Wouldn’t It Be Nice If…?
is about how this Architect identifies triggers that impact client budgets on the projects they design for them.
Sounds like a harmless phrase, doesn’t it?
Wouldn’t it be nice if:
we added a timber frame structure?
there was another bedroom and bathroom?
the exterior wall materials became 5″ thick native stone and cedar siding?
the windows were Loewen or Marvin?
the appliances were SubZero and Wolf?
the porches were flagstone rather than wood?
all the cabinets had glass fronts?
the garage had a living quarters above it?
the driveway was made of brick or large flagstones?

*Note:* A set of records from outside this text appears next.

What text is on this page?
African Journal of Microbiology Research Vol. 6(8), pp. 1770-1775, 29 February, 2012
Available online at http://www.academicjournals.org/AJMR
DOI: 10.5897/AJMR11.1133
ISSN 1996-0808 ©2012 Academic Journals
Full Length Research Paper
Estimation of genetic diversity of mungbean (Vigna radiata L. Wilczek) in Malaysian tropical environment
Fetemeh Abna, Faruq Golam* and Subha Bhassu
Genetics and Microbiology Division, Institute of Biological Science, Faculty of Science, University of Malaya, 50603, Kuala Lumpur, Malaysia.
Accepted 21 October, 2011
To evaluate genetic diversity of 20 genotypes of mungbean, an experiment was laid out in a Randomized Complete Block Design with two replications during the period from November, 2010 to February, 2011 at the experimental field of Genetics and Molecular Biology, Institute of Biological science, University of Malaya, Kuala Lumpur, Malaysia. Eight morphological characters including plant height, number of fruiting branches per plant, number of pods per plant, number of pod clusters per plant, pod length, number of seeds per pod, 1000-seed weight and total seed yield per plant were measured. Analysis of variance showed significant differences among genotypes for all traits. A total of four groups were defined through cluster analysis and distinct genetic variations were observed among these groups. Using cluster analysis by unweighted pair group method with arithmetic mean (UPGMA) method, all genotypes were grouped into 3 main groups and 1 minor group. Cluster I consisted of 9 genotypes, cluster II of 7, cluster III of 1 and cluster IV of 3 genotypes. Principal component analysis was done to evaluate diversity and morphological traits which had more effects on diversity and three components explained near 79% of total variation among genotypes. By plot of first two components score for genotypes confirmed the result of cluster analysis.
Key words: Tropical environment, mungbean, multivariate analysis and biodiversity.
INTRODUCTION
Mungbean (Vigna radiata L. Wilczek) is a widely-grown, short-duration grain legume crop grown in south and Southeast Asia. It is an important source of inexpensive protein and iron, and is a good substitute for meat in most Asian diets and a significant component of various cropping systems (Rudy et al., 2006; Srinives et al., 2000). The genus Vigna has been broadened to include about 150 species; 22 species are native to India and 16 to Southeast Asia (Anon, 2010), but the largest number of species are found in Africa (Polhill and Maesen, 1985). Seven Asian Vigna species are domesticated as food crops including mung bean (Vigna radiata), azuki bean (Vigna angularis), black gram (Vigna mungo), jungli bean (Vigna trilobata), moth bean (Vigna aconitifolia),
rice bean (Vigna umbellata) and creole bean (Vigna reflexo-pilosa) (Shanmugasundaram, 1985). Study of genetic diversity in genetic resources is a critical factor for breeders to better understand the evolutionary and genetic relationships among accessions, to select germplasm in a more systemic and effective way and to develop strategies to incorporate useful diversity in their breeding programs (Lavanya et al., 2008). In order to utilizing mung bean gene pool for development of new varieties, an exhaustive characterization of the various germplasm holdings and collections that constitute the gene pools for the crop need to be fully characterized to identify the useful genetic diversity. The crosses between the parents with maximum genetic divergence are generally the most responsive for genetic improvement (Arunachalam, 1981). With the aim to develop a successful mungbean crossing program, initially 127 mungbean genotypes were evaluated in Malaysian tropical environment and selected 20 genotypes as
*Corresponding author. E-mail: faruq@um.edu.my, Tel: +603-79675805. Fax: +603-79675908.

the roof was made of wood shakes?
Each of the 10 examples above are all costly. To the tune of tens or hundreds of thousands of dollars, if not over a million(s) taken all together, depending on the size of the project. And some also impact insurance rates. Upgrades like these are not like changing the color of paint on a wall. Oh no. These include structural revisions and material changes and other premium features that simply cost MUCH more in the marketplace. And the above examples are only a few. There are many more.
Example: this Architect provided all stainless steel double (as in two of nearly everything) Whirlpool appliances in his own new home a couple of years ago for around $14,000. The firm had another client upgrade to SubZero and Wolf in a similarly organized kitchen several years prior to this and the cost was around $60,000. In other words: simply changing the make and model of the appliances cost that project $46,000 more than another project with nearly twice as many appliances of a different (but highly reputable) brand with the same finish (stainless steel). Does that mean that a client shouldn’t be able to say: “Wouldn’t it be nice if…?” and act on their wishes to get whatever they truly want?
Of course not. As long as they accept responsibility for their choices and responsibility for the increased costs of their project. All clients should have what they want and have those features to enjoy. And they need to accept the fact that they have unilaterally increased the cost of their project. However, most people want to blame others for their woes. And expensive construction cost increases on a new house or major renovation can be major woes.
So: the person you see every morning in the mirror is the main reason for many of your construction cost increases, when you say to yourself: “Wouldn’t it be nice if…?”
The answer to this question is, of course: YES. It would be nice. But are you made of money? Do you really want to pay for it? Most people find ways to get what they want. Blaming others usually isn’t the pathway to that privilege. Liquidating assets of one type or another is the pathway to adding goodies to your project. Like earned money sitting in a bank account. Or cashing in an investment. Or selling something of value.
Get what you want. Just look yourself in the mirror and say: “I’m the one making my project cost more.” But it’s going to be worth it, right? Enjoy.